Industry sources said the 90-storey tower is expected to equal Brisbane’s highest at 274m, the city’s height limit imposed by aviation authorities.
A spokesman for the international joint venture delivering the development, Destination Brisbane Consortium, declined to comment on the apartment tower, saying it would lodge the plan of development for the transformational integrated resort to Economic Development Queensland in coming months.
“This plan will contain specific design details,” he said.
The project’s three apartment towers, totalling 2000 units, will be developed in a 50-50 partnership between Hong Kong-listed Far East Consortium and Chow Tai Fook. The entire development including the purpose-built casino is structured under a 25 per cent split for the China-based companies and a 50 per cent stake from The Star.

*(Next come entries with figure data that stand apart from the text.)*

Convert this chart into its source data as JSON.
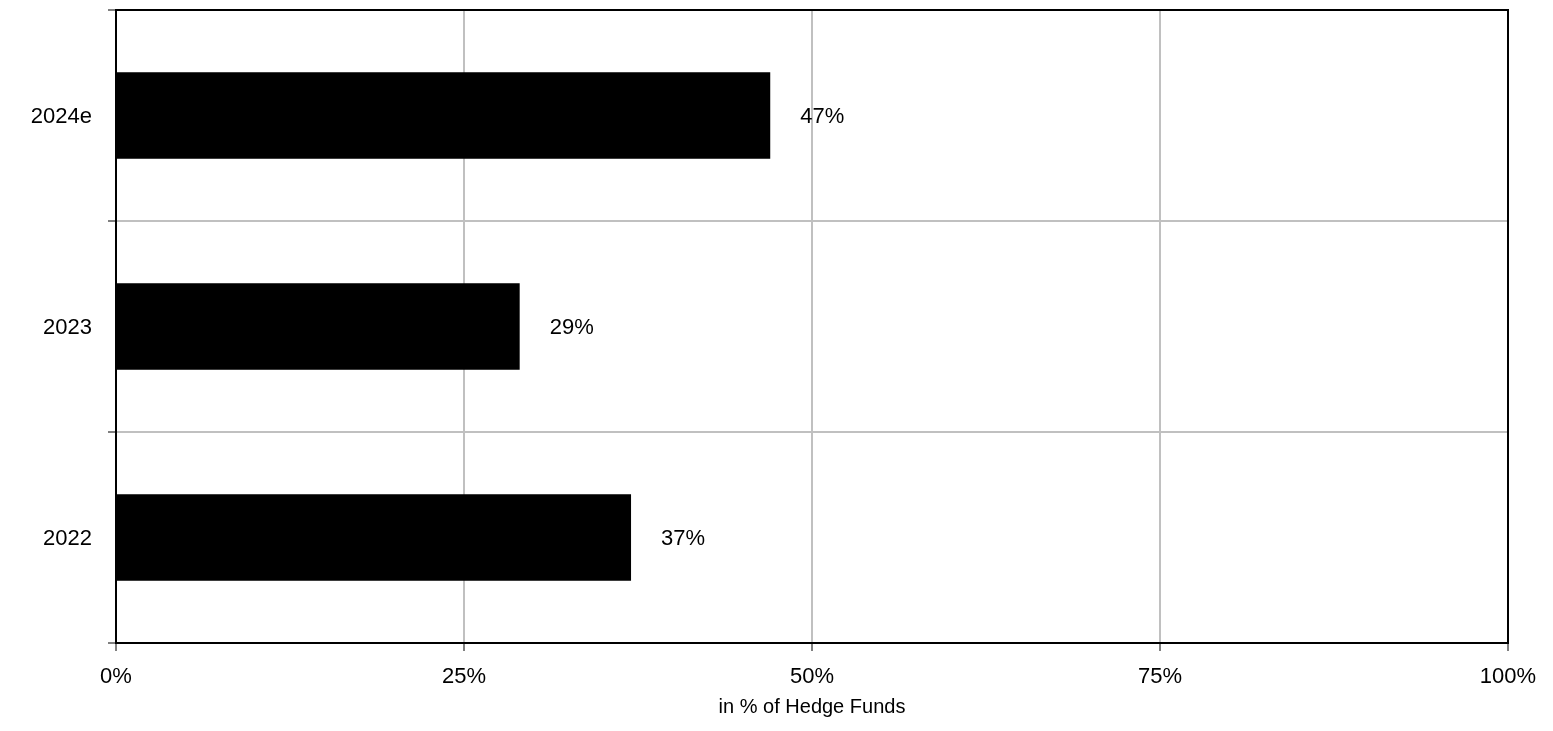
{
  "chart_data": {
    "type": "bar",
    "orientation": "horizontal",
    "categories": [
      "2024e",
      "2023",
      "2022"
    ],
    "values": [
      47,
      29,
      37
    ],
    "color": "#000000",
    "value_labels": [
      "47%",
      "29%",
      "37%"
    ],
    "xlim": [
      0,
      100
    ],
    "xticks": [
      {
        "value": 0,
        "label": "0%"
      },
      {
        "value": 25,
        "label": "25%"
      },
      {
        "value": 50,
        "label": "50%"
      },
      {
        "value": 75,
        "label": "75%"
      },
      {
        "value": 100,
        "label": "100%"
      }
    ],
    "xlabel": "in % of Hedge Funds",
    "grid": true
  }
}
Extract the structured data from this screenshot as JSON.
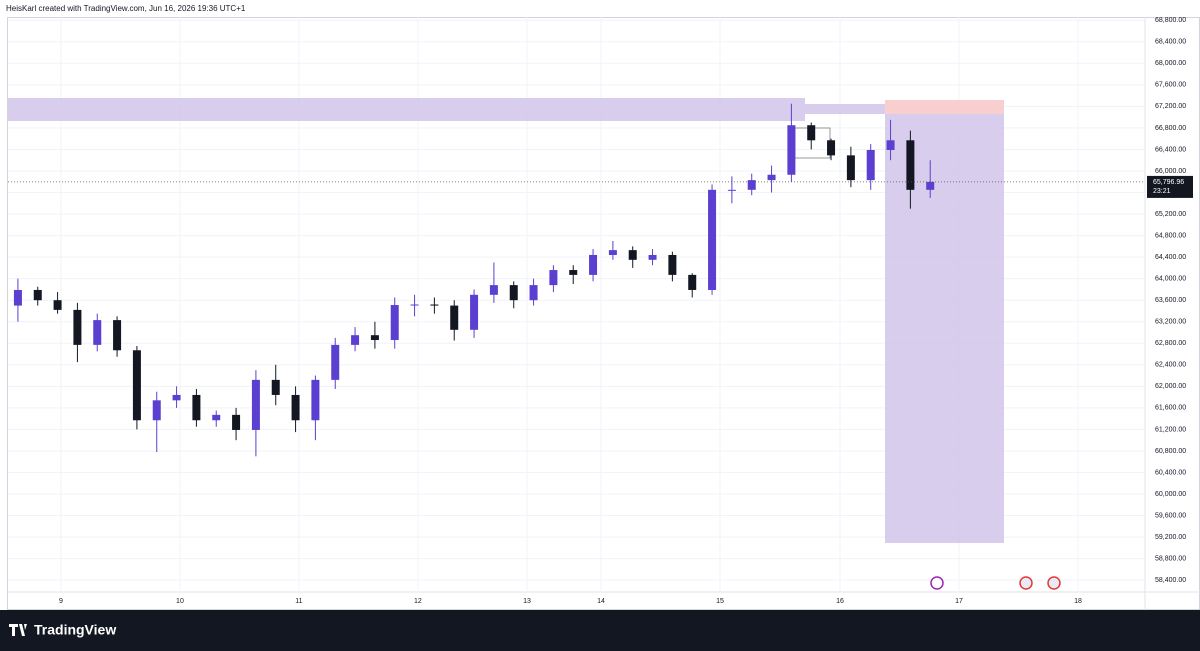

In an interim report to the Hong Kong stock exchange, Far East Consortium said its initial equity investment was $193 million. Together with its portion of the “land premium” for the residential component, Far East expects to pay $226m.
The Australian this week revealed that the consortium had to revise plans for the pedestrian bridge link to popular South Bank late last year, when authorities realised it landed on the level of the casino’s gaming floor, about four floors above ground. It will now arrive one level lower, on a retail level of the podium.
It is understood the 4m-wide bridge is costed into the development as a $100m-plus contribution. It is to be named Neville Bonner Bridge after Australia’s first indigenous parliamentarian.
The development will include the new casino, underground shopping mall, 50 restaurants, five international hotels, three residential towers and the redevelopment of heritage buildings across 9.4ha of riverfront land.
The development will also create parklands underneath the Riverside Expressway and jut out into the Brisbane river.
The staged “brick by brick” demolition of three former government buildings will start within months. This includes the 1999 Australian Institute of Architects’ award-winning Neville Bonner Building and the Conrad Gargett-designed Executive Building.
The first stage — building the casino and hotel components — has to be complete by 2022 to comply with the state government contract. The multi-stage residential offering that will span 167,000sq m of gross floor area can be delivered until 2035.
The total development area is about 544,600sq m, including the residential area. It is expected to bring an additional 1.39 million visitors to Brisbane annually.